Not a single one is true!

Even so, I am not going to swallow gum, launch a new boat on Friday or taunt a bull with red cape..…just in case. Bulls, it seems, are attracted to the movement of the cape, not the colour, but I have one story that demonstrates that some horses are definitely attracted to red.

While visiting one summer, I wanted to walk down to the farthest tip of West Head with Dad. I wanted him to show me where my great-grandparents, John and Wilhemina Roache, lived when he was a boy. I had heard that there were remnants of foundations of houses that had burned down long before I was born, including my great-grandparents’ home.

Family folklore maintained that all their belongings had been stored safely in a shed. Hmmmm. Did Great-grandmother Wilhemina, a devoted Baptist, have a hand in it? Say it isn’t true…p-l-e-a-s-e! They left the end of West Head and moved “up the road” closer to town where both the weather and the land are much more hospitable. Dad and I jumped in his brand, spanking new 1985 GM truck and drove as far down as possible and then set out to walk to the very end. There were several horses grazing in a field near the truck, but we didn’t think anything of it. I preferred horses over long-horned cattle that shared the space. That was until Dad just happened to look back and observed something bizarre unfolding. The horses had circled the flashy, shiny, RED truck. Stranger still, the horses reared up and placed their hooves squarely on the hood of the truck.

In a split second, fire flew from Dad’s eyes and his rage was evident. He hollered at them, pelted them with rocks, but the horses paid no attention. Had they had fallen under the spell of the RED truck? Were they smelling the paint? Were they licking the paint?

Nope, they were actually EATING the paint.

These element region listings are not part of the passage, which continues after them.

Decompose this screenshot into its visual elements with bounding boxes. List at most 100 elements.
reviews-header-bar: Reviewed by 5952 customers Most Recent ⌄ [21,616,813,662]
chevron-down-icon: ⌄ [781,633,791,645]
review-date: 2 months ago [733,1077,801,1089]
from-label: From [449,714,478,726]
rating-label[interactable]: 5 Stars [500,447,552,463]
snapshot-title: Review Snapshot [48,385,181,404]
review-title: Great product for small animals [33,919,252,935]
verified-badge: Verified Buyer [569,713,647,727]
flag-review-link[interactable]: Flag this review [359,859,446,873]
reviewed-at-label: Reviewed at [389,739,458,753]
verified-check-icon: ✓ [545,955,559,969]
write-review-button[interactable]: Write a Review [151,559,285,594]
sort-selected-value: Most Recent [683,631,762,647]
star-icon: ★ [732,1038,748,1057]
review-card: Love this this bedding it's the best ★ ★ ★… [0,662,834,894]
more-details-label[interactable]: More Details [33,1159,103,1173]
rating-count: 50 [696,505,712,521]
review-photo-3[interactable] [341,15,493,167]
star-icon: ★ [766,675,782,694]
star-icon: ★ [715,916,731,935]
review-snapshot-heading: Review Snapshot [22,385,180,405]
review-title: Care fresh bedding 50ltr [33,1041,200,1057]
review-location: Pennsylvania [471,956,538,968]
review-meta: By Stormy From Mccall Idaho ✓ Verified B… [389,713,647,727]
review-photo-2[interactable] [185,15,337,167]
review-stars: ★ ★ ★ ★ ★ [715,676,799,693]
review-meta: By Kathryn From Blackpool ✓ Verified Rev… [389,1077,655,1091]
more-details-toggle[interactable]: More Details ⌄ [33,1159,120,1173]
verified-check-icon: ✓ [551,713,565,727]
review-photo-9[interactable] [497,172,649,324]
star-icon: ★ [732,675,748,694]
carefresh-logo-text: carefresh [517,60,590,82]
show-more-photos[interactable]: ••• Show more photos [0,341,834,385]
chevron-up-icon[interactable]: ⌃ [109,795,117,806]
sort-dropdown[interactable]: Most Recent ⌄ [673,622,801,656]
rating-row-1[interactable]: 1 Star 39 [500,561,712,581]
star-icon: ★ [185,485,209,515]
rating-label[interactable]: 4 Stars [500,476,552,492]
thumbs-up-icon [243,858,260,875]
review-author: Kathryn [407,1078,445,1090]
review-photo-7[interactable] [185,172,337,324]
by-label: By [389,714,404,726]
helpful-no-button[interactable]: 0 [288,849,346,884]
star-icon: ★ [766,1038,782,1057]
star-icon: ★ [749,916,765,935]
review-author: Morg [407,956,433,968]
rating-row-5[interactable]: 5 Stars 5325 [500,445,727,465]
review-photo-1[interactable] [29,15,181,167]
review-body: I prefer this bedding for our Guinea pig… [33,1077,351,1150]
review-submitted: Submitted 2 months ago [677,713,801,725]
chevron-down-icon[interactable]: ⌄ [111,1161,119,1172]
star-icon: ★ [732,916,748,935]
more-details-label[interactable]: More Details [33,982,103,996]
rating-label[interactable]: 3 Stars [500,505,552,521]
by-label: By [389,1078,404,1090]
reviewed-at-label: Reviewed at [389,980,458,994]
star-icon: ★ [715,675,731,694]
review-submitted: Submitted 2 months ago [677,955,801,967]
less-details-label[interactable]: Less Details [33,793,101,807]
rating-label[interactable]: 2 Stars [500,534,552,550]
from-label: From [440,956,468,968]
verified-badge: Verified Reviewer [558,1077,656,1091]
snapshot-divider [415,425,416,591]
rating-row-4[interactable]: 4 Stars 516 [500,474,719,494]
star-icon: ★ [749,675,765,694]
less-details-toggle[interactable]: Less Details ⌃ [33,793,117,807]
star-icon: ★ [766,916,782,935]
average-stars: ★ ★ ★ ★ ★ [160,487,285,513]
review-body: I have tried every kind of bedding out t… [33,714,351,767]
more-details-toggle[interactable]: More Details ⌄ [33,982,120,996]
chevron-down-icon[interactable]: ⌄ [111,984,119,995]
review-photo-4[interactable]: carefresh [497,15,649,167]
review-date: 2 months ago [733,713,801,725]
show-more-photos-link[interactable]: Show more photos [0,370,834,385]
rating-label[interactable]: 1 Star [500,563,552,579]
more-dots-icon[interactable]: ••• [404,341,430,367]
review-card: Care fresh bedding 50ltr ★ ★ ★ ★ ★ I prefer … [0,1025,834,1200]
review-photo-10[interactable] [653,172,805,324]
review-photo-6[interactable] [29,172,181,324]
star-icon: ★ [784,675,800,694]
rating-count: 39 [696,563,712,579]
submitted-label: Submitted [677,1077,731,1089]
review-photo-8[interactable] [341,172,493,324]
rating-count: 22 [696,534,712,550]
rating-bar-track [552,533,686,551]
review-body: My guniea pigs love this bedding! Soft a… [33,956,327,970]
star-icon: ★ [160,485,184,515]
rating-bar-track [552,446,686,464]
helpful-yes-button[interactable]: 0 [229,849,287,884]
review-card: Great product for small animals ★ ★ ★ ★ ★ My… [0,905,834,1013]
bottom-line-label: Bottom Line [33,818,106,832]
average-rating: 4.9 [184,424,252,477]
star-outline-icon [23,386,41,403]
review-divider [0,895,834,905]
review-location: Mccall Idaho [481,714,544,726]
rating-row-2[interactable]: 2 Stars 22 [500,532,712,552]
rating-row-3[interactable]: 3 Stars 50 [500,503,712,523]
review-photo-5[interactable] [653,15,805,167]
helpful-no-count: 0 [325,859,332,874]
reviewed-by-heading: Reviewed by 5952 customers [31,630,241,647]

Had I not witnessed it with my own eyes, I would have dismissed it as another one of Dad’s far-fetched yarns. The horses were not  remotely fazed by our presence and kept up their gnawing. Our afternoon walk down memory lane came to a screeching halt. We returned to the truck, jumped in and took off for home. Dad was livid. He stormed into the house saying very nasty things about horses in general — starvegutted, cursed, the spawn of Satan, good-for-nothing varmints.

Fortunately, this type of damage is covered by the comprehensive portion of vehicle insurance. The next day, Dad called his insurance company to report what had happened. An adjuster came out to survey the damage. Dad repeated the events to him and I was there to confirm his story. The adjuster had never heard such a  story in his long career.
The brainstorming began and the adjuster presented several possibilities. The truck had been vandalized by Martians or scratched up by blowing sand or keyed by someone with a grudge or dented by a freak hail storm or had collided with a low flying flock of geese. After much discussion, the adjuster agreed to submit a claim for damage that occurred in the Shelburne Mall parking.

The adjuster had to lie??? Weird.

In due time, Dad’s truck was repainted and no one would have guessed there had been any previous damage. Everything looked as good as new and he drove it for at least twenty years.